US Air Force Staff Sargent Frederick Miller was part of the Inter-American Geodetic Survey team was given the daunting task of mapping an entire continent. It became apparent during World War II bombing expeditions that adequate maps for most parts of the world did not exist. With the advent of travel by air day and night, it was of great importance to know where the mountains are! So the United States in collaboration with many other countries began the biggest geodetic and mapping programs ever undertaken.
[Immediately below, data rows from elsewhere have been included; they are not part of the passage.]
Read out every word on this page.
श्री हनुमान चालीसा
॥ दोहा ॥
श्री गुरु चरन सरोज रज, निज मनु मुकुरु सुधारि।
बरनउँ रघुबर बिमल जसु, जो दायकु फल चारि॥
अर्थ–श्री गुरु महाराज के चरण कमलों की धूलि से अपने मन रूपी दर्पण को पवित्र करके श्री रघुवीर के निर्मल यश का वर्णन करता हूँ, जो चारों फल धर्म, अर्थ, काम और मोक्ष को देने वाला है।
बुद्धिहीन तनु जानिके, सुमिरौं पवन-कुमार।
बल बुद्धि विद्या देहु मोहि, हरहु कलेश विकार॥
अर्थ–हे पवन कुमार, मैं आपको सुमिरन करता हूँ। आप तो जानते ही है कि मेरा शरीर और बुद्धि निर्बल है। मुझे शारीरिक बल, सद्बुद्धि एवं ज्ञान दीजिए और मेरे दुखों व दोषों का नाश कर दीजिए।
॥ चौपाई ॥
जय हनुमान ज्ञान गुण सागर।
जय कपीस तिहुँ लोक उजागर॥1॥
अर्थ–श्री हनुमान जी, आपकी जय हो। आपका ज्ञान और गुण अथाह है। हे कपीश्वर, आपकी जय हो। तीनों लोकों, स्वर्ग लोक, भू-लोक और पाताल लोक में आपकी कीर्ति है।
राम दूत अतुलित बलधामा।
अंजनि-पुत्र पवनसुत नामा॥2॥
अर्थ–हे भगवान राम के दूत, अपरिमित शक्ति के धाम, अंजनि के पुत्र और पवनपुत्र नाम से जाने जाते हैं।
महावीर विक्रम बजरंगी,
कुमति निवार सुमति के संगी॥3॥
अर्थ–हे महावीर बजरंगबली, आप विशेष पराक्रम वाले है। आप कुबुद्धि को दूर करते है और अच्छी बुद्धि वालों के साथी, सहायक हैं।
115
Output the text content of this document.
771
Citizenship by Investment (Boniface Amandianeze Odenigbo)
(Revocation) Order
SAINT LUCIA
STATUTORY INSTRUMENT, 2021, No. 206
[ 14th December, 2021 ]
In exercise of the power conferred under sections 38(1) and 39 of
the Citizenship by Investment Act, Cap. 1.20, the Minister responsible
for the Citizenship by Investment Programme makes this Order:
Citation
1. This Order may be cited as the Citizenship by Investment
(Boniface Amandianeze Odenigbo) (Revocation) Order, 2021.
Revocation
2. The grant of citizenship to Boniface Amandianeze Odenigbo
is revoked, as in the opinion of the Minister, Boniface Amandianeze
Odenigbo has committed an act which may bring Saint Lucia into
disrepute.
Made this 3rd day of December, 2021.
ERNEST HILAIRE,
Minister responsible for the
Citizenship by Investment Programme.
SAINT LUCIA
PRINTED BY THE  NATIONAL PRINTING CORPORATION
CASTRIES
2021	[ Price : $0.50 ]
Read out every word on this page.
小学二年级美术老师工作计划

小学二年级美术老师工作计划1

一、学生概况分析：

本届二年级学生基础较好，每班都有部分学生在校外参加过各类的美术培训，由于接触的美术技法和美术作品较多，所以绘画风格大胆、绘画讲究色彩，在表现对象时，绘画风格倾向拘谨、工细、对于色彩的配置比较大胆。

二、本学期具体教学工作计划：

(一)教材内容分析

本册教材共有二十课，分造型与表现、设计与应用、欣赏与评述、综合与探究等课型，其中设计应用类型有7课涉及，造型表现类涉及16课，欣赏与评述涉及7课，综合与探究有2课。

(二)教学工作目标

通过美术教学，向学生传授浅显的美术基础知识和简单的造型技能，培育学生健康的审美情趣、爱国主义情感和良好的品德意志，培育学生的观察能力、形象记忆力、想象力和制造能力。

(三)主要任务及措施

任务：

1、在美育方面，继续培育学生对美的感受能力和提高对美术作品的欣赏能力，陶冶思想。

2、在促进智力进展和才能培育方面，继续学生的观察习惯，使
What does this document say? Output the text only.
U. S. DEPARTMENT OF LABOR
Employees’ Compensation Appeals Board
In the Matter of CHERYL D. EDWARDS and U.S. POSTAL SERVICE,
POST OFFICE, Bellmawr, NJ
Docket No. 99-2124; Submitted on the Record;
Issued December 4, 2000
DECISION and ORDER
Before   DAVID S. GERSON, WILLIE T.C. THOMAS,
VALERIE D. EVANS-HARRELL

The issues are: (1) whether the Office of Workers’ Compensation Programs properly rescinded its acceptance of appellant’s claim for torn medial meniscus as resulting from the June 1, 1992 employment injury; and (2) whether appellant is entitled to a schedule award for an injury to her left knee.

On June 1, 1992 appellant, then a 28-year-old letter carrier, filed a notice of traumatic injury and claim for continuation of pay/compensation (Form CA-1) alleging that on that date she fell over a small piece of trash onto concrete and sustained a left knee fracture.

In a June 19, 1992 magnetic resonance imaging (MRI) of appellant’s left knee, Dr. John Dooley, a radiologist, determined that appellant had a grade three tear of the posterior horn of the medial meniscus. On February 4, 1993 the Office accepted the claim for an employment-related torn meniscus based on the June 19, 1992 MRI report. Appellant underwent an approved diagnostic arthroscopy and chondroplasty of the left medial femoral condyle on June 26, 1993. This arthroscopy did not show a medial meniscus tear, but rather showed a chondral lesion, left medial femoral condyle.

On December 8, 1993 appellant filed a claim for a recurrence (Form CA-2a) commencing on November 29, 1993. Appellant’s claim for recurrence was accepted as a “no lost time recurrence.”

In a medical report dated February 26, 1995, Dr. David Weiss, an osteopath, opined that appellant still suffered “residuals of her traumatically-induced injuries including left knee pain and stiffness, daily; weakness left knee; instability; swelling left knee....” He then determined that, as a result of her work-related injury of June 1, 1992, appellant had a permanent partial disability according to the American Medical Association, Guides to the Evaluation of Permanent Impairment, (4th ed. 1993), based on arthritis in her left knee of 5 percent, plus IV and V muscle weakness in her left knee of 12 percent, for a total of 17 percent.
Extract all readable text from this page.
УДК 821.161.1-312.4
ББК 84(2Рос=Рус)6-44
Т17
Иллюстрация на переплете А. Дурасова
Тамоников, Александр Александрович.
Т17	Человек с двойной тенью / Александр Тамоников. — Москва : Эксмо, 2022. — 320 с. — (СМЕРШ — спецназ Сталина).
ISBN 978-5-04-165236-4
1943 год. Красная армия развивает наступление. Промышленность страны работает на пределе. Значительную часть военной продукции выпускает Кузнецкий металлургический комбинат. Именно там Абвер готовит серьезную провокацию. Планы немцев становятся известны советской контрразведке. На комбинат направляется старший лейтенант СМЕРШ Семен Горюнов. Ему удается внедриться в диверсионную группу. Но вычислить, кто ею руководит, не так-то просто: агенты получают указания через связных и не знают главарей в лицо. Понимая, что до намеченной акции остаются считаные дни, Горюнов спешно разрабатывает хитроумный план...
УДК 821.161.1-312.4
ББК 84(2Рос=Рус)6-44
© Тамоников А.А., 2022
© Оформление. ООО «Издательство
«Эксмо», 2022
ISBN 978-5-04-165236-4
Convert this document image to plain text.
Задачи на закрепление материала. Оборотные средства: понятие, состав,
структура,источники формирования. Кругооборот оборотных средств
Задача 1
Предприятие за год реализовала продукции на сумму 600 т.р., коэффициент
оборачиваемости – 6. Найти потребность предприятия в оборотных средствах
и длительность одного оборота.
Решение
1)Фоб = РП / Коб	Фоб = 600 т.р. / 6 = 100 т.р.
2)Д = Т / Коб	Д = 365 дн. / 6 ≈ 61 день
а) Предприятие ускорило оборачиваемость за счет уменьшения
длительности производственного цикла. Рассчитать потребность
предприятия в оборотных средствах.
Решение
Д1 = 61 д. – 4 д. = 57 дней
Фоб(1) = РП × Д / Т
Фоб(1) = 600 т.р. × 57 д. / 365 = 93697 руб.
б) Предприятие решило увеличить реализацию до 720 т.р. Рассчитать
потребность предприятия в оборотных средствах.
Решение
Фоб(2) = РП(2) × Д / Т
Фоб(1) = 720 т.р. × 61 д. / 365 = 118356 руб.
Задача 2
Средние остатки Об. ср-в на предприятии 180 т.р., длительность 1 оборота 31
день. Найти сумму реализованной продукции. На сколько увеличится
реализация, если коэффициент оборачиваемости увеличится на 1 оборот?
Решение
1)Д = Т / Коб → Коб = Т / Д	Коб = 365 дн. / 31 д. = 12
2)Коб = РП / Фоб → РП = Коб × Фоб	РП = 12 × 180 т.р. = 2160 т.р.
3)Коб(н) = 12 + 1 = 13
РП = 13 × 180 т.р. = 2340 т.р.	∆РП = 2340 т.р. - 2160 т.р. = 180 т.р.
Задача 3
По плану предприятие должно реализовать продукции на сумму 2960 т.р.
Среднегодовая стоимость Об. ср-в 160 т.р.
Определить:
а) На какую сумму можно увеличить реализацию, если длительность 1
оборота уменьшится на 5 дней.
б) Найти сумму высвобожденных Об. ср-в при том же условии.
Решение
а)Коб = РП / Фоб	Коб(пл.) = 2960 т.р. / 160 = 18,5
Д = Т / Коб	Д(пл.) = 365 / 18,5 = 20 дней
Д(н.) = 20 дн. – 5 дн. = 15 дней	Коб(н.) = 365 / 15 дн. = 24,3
Fred was stationed in North Caicos installing the survey station named Repay 23. Living conditions were definitely not 5 star. He lived in a tent, bathed in the sea, traveled by foot or on a sway backed horse and depended on the arrival of an amphibious aircraft for food supplies. He made friends with a young man named Robert who provided him with fresh conch and fish. The best part of his 3 month stay.
The gifts to the museum include a hand drawn chart of Secondary Controlled Photography and locations of Control Point Photography prepared by the First Computations Technical Squadron on January 25, 1952, photographs of the survey site and surrounding area as well as local people, Fred’s daily log of the highs and lows of life on an isolated island (we now call it Fred’s Blog), a copy of an article in the March, 1956 issue of National Geographic entitled Men Who Measure the Earth which features Fred and an in depth explanation of the survey project, and last but not least a hand-woven grass mat by Emiy A. Robinson.
She wove her name into the mat along with the inscription Whitby North Caicos. So the mat melds the technical and social history of the Turks & Caicos Islands.
We all enjoyed meeting Fred and Phyllis a lively and friendly couple. We can’t thank them enough for sharing this part of our history that would have been lost if not for their effort to bring these gifts to our museum. Most of all thanks for putting us on the map–literally!